Our next algorithm is calculating the nth Fibonacci number mod 216 (since our word/register size is 16-bit). We do this by generating the whole series until reaching the nth element. Here’s the algorithm in C-like pseudocode:

previous = 1;
result = 0;
while (n > 0) {
    temp = previous;
    previous = result;
    result = result + temp;
    n = n - 1;
}

Note: we initialise previous to 1 as this would be the -1th element of the series if it were generalised to negative indices.

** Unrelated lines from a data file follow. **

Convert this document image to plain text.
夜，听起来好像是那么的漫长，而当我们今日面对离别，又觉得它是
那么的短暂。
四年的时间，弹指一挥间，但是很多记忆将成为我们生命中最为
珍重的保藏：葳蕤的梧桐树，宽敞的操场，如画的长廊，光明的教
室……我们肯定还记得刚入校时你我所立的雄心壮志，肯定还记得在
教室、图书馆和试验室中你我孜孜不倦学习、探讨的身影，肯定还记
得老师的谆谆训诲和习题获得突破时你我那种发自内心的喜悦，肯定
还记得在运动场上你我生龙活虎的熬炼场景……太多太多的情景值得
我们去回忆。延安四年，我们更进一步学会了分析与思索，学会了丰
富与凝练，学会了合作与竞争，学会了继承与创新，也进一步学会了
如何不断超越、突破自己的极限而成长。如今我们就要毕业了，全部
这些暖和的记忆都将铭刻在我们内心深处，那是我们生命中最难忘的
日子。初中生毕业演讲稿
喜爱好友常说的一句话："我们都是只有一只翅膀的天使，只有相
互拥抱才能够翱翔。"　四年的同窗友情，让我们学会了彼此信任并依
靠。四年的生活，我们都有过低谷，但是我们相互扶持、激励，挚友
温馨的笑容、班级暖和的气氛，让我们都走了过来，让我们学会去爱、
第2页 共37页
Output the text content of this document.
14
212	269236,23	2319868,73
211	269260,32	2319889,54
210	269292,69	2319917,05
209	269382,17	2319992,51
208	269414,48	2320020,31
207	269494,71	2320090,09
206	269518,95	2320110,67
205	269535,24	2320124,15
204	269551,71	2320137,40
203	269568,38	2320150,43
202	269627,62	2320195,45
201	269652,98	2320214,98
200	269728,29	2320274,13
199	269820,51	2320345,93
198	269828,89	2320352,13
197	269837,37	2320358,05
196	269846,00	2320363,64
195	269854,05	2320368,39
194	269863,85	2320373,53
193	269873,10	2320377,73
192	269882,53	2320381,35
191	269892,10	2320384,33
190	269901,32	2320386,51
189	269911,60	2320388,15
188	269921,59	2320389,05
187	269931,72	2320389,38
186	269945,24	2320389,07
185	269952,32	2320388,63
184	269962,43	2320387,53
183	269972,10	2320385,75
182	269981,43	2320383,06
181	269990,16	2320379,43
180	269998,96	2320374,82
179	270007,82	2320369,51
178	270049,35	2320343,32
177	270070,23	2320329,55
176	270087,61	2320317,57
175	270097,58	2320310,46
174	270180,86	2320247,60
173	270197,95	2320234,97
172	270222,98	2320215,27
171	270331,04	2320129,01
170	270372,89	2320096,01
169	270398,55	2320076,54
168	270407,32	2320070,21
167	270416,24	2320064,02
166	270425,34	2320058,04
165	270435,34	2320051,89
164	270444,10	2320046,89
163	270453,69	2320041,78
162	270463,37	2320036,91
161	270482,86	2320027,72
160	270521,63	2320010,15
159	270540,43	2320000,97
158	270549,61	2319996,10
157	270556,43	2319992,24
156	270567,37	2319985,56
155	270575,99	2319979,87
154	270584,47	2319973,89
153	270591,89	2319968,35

A straightforward Nand2Tetris assembly implementation would be something like this (annotated with the respective pseudocode lines):

// The program calculates the RAM[0]th Fibonacci number
// and writes the result into RAM[1].

// previous = 1;
@PREVIOUS
M=1

// result = 0;
@1
M=0

// while (n > 0) {
@0
D=M
@END
D;JLE

(LOOP)

    // temp = previous;
    @PREVIOUS
    D=M
    @TEMP
    M=D

    // previous = result;
    @1
    D=M
    @PREVIOUS
    M=D

    // result = temp + result;
    @TEMP
    D=M
    @1
    M=D+M

    // n = n - 1;
    @0
    MD=M-1

    // }
    @LOOP
    D;JGT
(END)

How do we measure its performance? We run the code on all valid inputs and count the number of executed instructions in the worst case.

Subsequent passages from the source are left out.